Running a marathon can also be considered like an analogy of our time on earth.  As we dropped down into the town of St. George with about 4 miles to go, it seemed like most of the town came out to see us and cheer on friends and loved ones. As I was running, I remember hearing someone in the crowd gasp excitedly: "Oh, there he is!"  It was so spontaneous and so joyful that I got chills when I heard it.  It was also special because the voice sounded (to me) just like my Grandma D. who passed away while I was on my mission.

When I heard that woman's exclamation, I felt like I was getting a glimpse of what it will be like for us to finish our race here on this earth.  I can imagine that we will have friends and loved ones waiting to cheer us on as we near life's finish line.  They will be excited to see us returning to our heavenly home.  Just as excited as this spectator was.  I still get emotional to remember this experience and I hope that I can always finish strong--whether it be a real race or a figurative one.

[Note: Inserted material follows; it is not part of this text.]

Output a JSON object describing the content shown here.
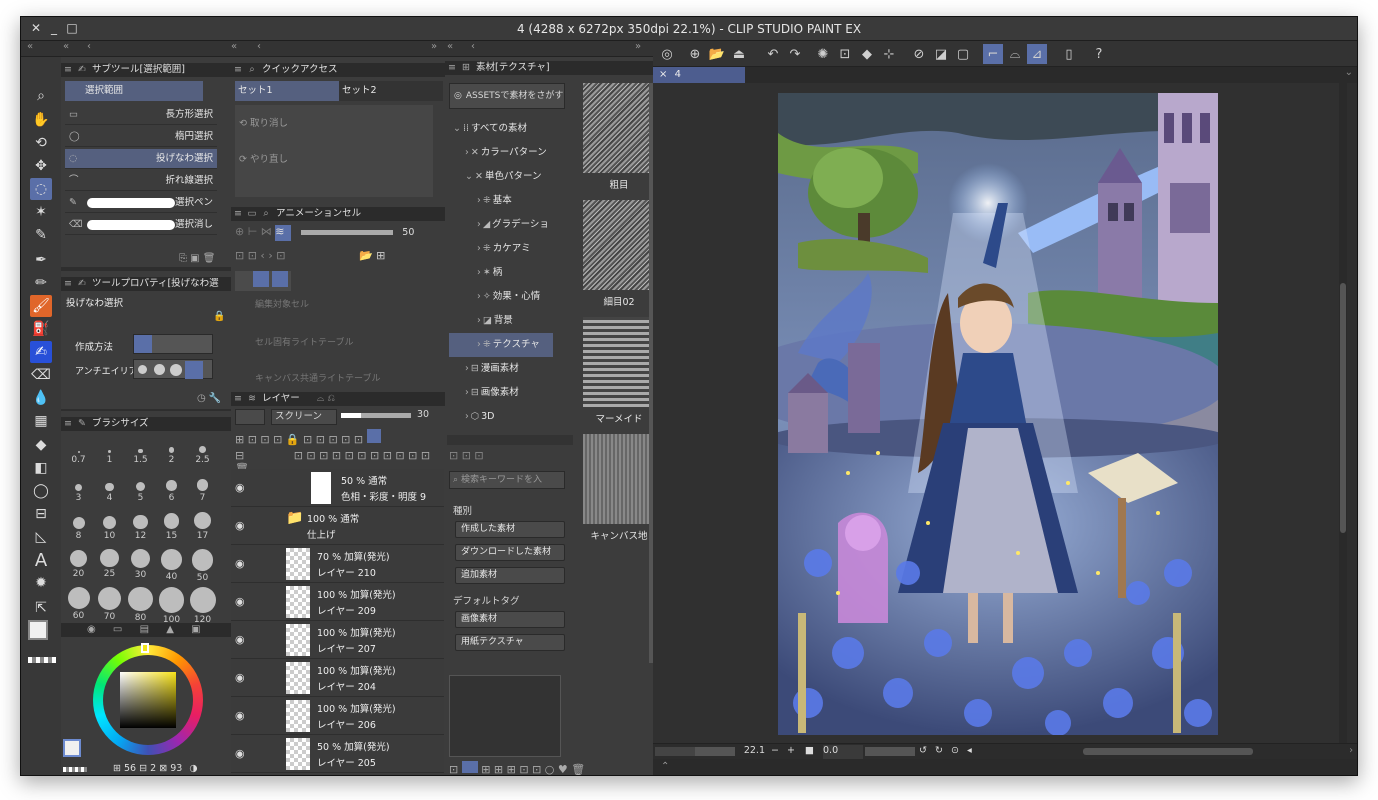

At another point near the end, I saw a minivan that looked just like our minivan right along the course.  This was probably about a mile or two before the finish.  I got excited for a second thinking that maybe J. and the kids had come down to surprise me and I was looking around hoping to see or hear them.  As I got closer, I realized that the minivan looked exactly like ours, but it wasn't ours.  I was bummed.

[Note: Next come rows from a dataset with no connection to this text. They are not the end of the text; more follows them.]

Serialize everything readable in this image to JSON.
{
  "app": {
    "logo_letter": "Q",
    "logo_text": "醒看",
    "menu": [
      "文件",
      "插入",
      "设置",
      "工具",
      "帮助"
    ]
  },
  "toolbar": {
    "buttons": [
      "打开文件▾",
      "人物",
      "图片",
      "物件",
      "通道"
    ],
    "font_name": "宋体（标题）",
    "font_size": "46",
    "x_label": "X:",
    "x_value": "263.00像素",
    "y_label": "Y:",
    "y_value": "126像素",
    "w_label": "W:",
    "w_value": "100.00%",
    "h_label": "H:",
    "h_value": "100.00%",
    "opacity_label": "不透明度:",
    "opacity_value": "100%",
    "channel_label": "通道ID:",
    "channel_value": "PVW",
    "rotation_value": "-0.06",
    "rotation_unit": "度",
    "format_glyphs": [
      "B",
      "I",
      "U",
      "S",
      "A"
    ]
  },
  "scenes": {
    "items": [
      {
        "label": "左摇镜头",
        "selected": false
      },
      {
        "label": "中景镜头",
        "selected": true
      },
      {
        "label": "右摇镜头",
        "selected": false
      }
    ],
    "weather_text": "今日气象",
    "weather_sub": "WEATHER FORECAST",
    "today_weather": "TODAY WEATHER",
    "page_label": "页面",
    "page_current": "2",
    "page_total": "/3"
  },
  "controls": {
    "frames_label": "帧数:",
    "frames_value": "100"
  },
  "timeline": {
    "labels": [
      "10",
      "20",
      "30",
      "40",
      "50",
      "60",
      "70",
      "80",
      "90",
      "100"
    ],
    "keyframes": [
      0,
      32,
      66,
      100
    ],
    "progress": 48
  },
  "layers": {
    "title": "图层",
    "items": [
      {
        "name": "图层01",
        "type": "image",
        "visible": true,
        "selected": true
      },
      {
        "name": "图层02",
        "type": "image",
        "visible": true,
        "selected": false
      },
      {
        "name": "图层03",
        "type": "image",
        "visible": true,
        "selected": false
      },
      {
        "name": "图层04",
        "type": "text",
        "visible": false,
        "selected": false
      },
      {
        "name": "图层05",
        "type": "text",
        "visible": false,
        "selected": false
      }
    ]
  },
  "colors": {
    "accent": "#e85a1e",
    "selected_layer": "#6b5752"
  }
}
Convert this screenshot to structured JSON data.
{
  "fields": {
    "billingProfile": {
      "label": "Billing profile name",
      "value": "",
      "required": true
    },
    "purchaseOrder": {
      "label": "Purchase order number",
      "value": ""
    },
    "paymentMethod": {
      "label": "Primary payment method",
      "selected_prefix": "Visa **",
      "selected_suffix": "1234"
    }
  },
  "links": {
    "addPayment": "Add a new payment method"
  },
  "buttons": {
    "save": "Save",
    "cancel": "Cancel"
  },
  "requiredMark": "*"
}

In hindsight, I think the race went about how I expected.  Except that I couldn't anticipate the toll that running 26 miles takes on your body.  (I would definitely recommend a good post-race massage.  That helped a lot!)  The race was hard--harder than I expected, but I kept pushing forward and didn't stop.  While I may not have finished first and may have had to walk more than I liked, I'm proud that I didn't quit.  

And yes, I actually think I'll try it again next year.  I know I have plenty of room to improve!  :)


Totally Exhausted...
  (If you stayed through this "marathon" of a post to the end, you too probably deserve a medal!)